Tell me about the musical score.
Emad: I was adamant about having a score that conjured up an ethnic background but used western instruments. I wanted a piece that sounded like Erik Satie and a cello that played at the very high end of the scale, which is hard to play. For that I employed my dear brother Basil Moore who is a fantastic composer. He knows my DNA. So as soon as I told him what I wanted, he looked up into the sky and said “I got it!”
Is there anything personal that you two took away from the film?
Emad: I am completely transformed. My relationship with myself has changed, let alone my relationship with the world. It’s one thing to plan and think your ideology, but once you implement it, everything changes. My connection with Sarah and Jon and myself has deepened greatly.
Sarah: I feel the same as Emad. Also, meeting Deepak was pretty life changing. He’s so cool. I couldn’t believe how interesting and down to earth he was.

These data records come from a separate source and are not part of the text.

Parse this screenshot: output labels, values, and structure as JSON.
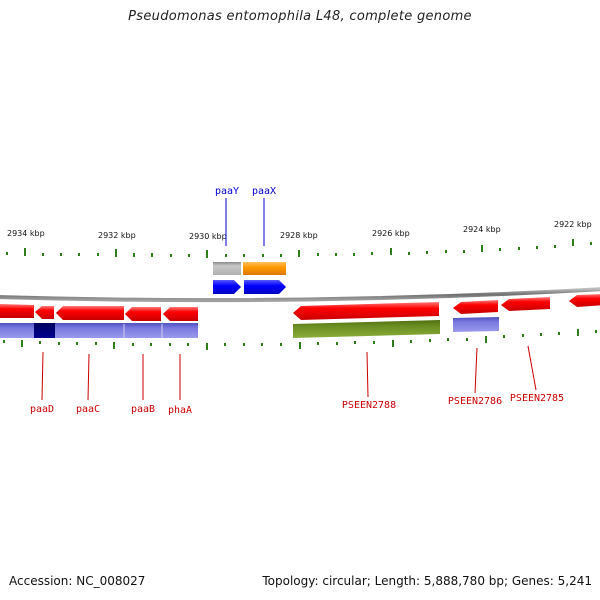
{
  "title": "Pseudomonas entomophila L48, complete genome",
  "footer": {
    "accession": "Accession: NC_008027",
    "summary": "Topology: circular; Length: 5,888,780 bp; Genes: 5,241"
  },
  "colors": {
    "forward_label": "#0000cc",
    "reverse_label": "#cc0000",
    "tick": "#2e7d1a",
    "backbone": "#8a8a8a"
  },
  "scale_labels": [
    "2934 kbp",
    "2932 kbp",
    "2930 kbp",
    "2928 kbp",
    "2926 kbp",
    "2924 kbp",
    "2922 kbp"
  ],
  "genes_forward": [
    {
      "label": "paaY",
      "color": "#0000ee"
    },
    {
      "label": "paaX",
      "color": "#0000ee"
    }
  ],
  "genes_reverse": [
    {
      "label": "paaD",
      "color": "#cc0000"
    },
    {
      "label": "paaC",
      "color": "#cc0000"
    },
    {
      "label": "paaB",
      "color": "#cc0000"
    },
    {
      "label": "phaA",
      "color": "#cc0000"
    },
    {
      "label": "PSEEN2788",
      "color": "#cc0000"
    },
    {
      "label": "PSEEN2786",
      "color": "#cc0000"
    },
    {
      "label": "PSEEN2785",
      "color": "#cc0000"
    }
  ]
}
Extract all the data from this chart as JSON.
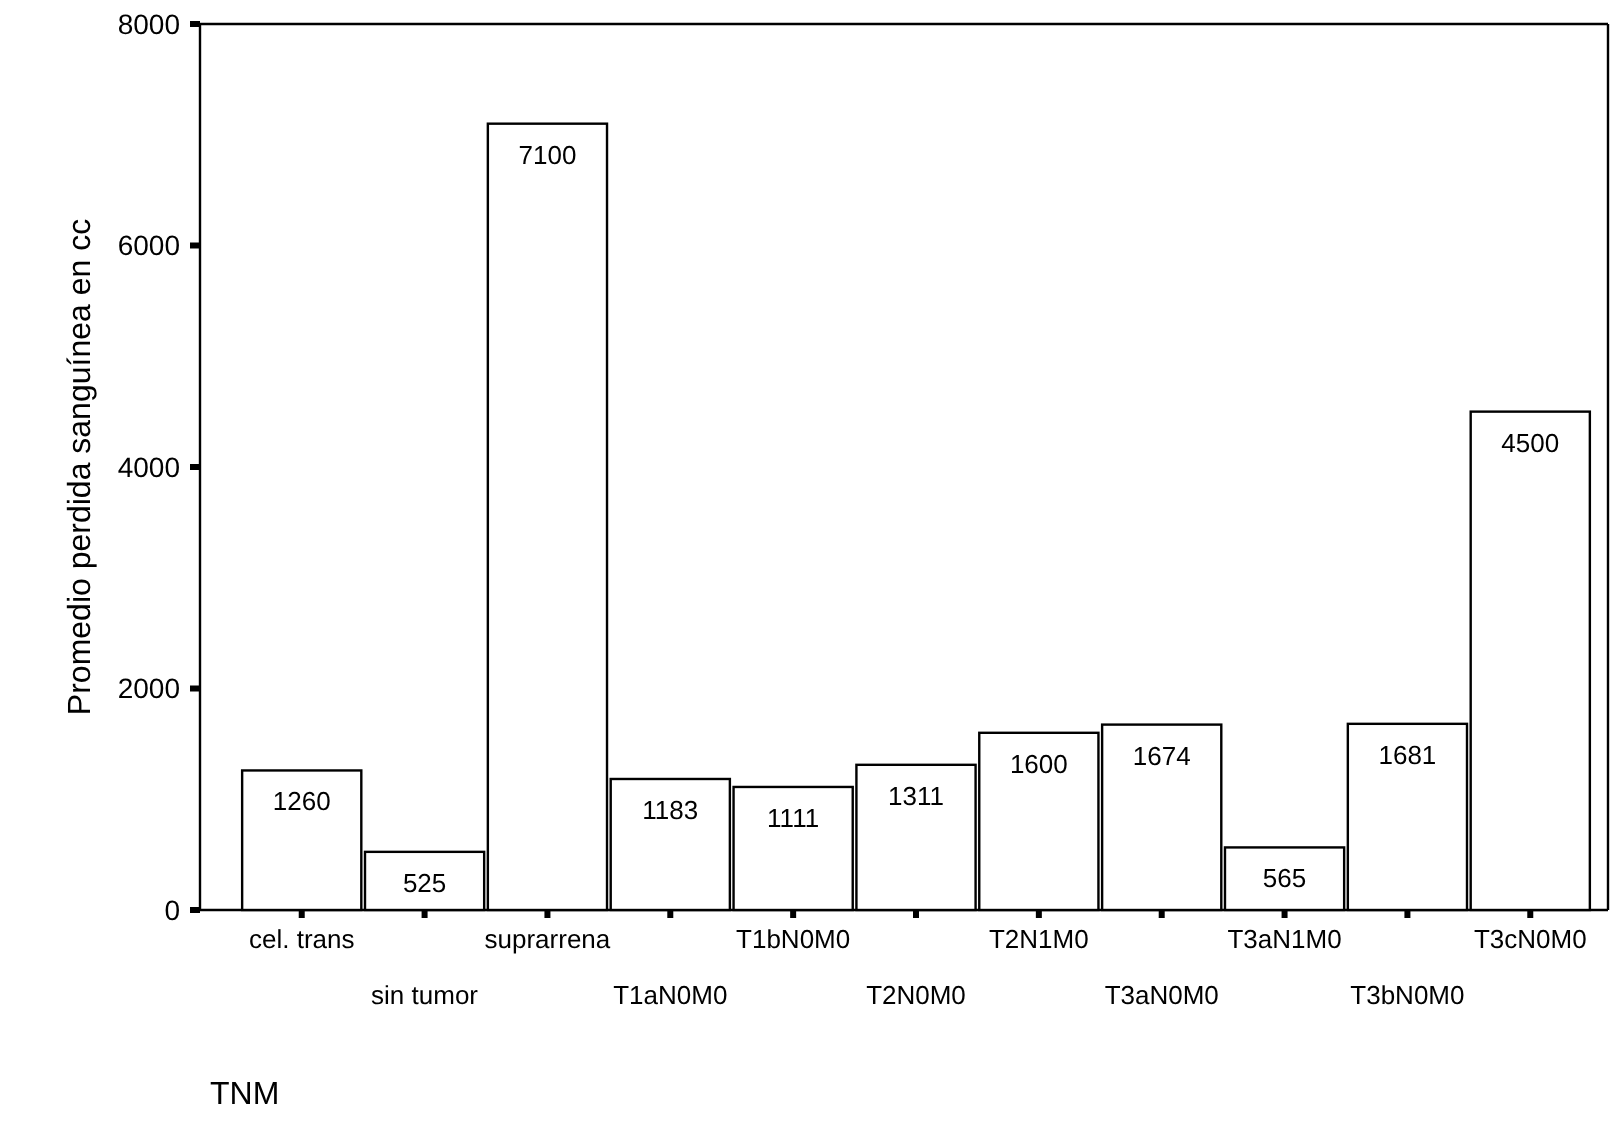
{
  "chart_data": {
    "type": "bar",
    "xlabel": "TNM",
    "ylabel": "Promedio perdida sanguínea en cc",
    "categories": [
      "cel. trans",
      "sin tumor",
      "suprarrena",
      "T1aN0M0",
      "T1bN0M0",
      "T2N0M0",
      "T2N1M0",
      "T3aN0M0",
      "T3aN1M0",
      "T3bN0M0",
      "T3cN0M0"
    ],
    "values": [
      1260,
      525,
      7100,
      1183,
      1111,
      1311,
      1600,
      1674,
      565,
      1681,
      4500
    ],
    "color": "#ffffff",
    "ylim": [
      0,
      8000
    ],
    "yticks": [
      0,
      2000,
      4000,
      6000,
      8000
    ],
    "data_labels": true,
    "grid": false
  }
}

What is the word on the feature you plan to create around Duality?
Sarah: We have the script, we are just polishing it. Quite a lot of it is in place already. The small things need to fall in place now. I will be acting, Emad will be directing. We are still coming up with a name.
Emad: We are working on getting an amazing young singer and an amazing producer to write a song for the film. I have the visuals in my head, I just need to sit down and draw out the storyboard. I want to work on it from both a commercial and a personal side. Sarah did an incredible job writing it. We have a few financiers lined up, but I want to find one that’s really into the idea. They will be working on our next big project which will be titled “The United States of Israel.”
Is there anything you want the audience to know before they see this?
Sarah: For the short film, I want people to know that it’s open for interpretation. I’m interested in peer feedback and I like to hear what other people have to say. Everyone seems to have their own interpretation.
Emad: I feel the same. We set out to do a work of art. We want to create a piece that leaves the viewer thinking differently about the film from when they started it. It’s just amazing how well everything fit together. I went home and sketched everything out in the beginning stages of the film; down to the details of Jon’s Hair match the final piece.